You’ve identified the core issue correctly. Let me break down the solution by addressing each critical area:
Resource Manager IAM Policy:
The OKE service principal needs explicit permissions to interact with Resource Manager when your infrastructure is stack-managed. Add this policy:
Allow service OKE to manage orm-stacks in compartment <your-compartment>
Allow service OKE to manage orm-jobs in compartment <your-compartment>
This allows the cluster autoscaler to read stack configurations and understand the infrastructure context when provisioning nodes.
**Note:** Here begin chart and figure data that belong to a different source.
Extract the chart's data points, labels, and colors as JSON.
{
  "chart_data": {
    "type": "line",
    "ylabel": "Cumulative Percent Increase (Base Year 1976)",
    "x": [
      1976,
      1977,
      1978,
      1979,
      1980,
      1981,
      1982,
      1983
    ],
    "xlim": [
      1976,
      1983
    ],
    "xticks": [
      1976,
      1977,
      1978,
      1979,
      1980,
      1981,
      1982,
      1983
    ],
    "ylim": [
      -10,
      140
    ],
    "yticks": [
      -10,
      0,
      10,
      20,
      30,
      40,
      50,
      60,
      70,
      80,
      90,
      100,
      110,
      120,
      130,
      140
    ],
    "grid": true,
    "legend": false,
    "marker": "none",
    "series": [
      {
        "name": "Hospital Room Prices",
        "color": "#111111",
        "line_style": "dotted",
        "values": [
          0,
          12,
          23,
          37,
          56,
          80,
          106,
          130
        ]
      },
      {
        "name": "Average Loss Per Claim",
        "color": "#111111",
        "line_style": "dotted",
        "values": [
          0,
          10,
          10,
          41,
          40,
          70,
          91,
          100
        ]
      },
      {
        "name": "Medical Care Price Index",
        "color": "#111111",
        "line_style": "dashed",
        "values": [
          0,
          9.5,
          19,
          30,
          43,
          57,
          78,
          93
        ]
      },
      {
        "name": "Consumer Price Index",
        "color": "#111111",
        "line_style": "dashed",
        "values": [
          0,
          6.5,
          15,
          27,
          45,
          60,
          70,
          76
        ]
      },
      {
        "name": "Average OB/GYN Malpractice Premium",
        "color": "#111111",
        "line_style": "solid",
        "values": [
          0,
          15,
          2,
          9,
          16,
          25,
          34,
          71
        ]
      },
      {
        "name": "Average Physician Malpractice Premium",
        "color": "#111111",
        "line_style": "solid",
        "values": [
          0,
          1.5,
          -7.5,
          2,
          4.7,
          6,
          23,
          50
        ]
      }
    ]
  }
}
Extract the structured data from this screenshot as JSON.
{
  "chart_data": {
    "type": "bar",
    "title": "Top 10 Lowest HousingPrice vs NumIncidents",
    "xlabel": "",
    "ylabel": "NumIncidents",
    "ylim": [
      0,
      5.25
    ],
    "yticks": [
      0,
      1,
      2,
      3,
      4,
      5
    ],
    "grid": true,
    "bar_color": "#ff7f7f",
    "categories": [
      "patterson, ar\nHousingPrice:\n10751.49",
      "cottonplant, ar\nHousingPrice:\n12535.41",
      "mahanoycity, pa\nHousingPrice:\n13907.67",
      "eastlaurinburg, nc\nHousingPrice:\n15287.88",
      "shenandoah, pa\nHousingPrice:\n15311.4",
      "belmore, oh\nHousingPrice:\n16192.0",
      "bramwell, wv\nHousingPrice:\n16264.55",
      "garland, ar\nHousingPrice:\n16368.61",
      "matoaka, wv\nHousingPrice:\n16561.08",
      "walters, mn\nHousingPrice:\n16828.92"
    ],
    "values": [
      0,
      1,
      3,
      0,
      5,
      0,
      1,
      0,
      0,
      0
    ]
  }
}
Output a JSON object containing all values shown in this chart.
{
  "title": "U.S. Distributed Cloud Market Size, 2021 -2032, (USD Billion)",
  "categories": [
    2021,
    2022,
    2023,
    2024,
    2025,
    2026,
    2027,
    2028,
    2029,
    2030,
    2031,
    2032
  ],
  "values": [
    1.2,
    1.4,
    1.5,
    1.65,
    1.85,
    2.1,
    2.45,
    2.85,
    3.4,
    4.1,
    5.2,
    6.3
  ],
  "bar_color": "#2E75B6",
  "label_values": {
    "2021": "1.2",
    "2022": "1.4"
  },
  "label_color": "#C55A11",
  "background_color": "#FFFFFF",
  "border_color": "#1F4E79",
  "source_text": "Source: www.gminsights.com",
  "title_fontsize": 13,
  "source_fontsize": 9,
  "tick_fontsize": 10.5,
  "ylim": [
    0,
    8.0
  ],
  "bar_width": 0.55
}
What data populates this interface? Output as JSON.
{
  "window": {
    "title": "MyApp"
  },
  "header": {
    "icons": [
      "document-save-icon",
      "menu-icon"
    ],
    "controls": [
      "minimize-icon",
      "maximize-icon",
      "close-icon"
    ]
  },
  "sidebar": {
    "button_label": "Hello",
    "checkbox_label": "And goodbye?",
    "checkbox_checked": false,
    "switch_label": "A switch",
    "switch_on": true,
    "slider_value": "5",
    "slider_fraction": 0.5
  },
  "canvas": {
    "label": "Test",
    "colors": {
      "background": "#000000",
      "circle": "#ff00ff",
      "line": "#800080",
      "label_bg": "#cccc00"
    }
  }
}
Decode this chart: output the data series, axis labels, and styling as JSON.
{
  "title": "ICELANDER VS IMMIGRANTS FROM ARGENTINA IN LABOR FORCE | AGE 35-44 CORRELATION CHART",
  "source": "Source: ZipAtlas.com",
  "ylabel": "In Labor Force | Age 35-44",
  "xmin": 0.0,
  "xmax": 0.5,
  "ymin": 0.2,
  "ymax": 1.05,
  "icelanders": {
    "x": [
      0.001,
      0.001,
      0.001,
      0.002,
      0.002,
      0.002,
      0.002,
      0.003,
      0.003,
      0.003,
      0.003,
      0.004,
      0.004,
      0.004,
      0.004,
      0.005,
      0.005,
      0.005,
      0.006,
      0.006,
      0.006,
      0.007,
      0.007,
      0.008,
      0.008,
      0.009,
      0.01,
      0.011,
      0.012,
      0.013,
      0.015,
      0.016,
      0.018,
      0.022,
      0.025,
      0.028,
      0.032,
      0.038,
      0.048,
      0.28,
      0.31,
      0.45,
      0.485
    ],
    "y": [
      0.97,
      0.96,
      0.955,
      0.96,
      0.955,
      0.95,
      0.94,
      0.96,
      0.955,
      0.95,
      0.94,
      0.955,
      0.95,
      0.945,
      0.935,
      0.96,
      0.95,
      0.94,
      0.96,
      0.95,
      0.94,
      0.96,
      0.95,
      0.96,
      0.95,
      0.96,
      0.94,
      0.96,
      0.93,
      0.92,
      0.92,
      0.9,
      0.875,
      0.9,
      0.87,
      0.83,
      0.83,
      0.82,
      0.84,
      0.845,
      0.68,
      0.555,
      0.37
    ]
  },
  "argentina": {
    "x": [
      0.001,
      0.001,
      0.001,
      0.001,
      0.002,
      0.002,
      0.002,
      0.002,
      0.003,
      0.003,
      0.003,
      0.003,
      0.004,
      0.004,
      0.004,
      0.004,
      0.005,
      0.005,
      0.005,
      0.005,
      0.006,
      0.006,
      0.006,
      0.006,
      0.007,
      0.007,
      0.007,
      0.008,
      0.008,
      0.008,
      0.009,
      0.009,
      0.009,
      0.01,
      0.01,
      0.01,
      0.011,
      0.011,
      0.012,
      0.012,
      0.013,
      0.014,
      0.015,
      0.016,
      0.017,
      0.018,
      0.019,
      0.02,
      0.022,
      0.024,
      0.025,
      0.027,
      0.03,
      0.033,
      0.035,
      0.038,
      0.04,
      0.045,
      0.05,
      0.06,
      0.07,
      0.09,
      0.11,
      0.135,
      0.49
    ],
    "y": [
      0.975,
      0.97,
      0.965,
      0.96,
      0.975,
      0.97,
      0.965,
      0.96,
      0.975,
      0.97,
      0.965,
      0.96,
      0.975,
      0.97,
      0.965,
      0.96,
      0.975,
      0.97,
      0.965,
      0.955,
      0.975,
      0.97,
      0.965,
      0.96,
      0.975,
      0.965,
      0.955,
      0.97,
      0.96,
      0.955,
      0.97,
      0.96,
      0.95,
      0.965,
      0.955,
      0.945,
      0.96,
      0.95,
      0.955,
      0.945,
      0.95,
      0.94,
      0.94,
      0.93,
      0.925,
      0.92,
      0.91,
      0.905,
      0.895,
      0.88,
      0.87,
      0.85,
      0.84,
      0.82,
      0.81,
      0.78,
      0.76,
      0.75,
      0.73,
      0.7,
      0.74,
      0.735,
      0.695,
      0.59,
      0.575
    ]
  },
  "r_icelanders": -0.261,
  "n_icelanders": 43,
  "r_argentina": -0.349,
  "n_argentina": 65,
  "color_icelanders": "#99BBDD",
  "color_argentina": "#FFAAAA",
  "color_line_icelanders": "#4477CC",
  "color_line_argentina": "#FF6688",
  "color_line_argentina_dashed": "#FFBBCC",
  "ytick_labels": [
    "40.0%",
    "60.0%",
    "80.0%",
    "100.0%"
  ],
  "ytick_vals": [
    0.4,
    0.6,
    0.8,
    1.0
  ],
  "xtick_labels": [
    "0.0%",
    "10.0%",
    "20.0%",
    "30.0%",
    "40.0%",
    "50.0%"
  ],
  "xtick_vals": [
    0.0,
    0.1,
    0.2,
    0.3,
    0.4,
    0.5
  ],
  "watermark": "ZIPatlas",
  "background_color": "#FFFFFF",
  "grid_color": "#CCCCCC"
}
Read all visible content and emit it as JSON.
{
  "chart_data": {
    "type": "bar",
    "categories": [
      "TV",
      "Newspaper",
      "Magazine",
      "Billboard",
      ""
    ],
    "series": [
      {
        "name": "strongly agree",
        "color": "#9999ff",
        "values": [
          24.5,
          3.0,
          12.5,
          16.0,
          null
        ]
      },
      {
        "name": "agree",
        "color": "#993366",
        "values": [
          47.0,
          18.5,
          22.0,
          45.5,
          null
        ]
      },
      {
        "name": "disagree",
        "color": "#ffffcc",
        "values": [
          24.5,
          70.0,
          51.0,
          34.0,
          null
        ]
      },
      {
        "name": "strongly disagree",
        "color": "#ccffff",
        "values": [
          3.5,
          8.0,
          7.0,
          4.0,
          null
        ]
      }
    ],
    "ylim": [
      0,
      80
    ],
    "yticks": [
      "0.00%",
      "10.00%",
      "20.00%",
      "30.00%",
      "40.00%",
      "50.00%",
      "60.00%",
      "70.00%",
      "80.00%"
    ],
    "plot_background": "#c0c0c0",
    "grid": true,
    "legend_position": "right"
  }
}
Service Principal Permissions:
The default OKE service principal has broad compute permissions, but you need to ensure it covers your specific use case:
Allow service OKE to manage instance-family in compartment <your-compartment>
Allow service OKE to manage compute-containers in compartment <your-compartment>
Allow service OKE to use subnets in compartment <your-compartment>
Allow service OKE to use vnics in compartment <your-compartment>
The instance-family permission is crucial for newer instance types.
Stack Execution Context:
When Resource Manager manages your OKE infrastructure, the autoscaler doesn’t directly create compute instances - it triggers stack updates or references stack-defined configurations. The “authorization failed” error occurred because the service principal couldn’t read or execute within the stack context. This is why manual creation worked (your user account has direct compute permissions) but autoscaling failed (service principal lacked stack permissions).
Instance-Family Access:
For VM.Standard.E4.Flex specifically, verify:
- Your tenancy has access to E4 shapes in the target region
- Service limits allow additional E4 instances
- The OKE service principal has instance-family permissions (not just generic compute permissions)
You can verify this with:
oci iam policy list --compartment-id <compartment-ocid> --query "data[?contains(statements, 'OKE')]"
Complete Solution:
Add the Resource Manager policies above, then verify the cluster autoscaler can read your stack configuration. Test by triggering autoscaling during a load test. The autoscaler should now successfully provision nodes by referencing the Resource Manager stack definitions. If issues persist, check the ORM job logs for the specific stack execution failures - they’ll show exactly which permission is missing.
The key insight is that Resource Manager introduces an additional permission layer beyond direct compute API access. Your service principal needs both compute permissions AND Resource Manager permissions to autoscale successfully in a stack-managed environment.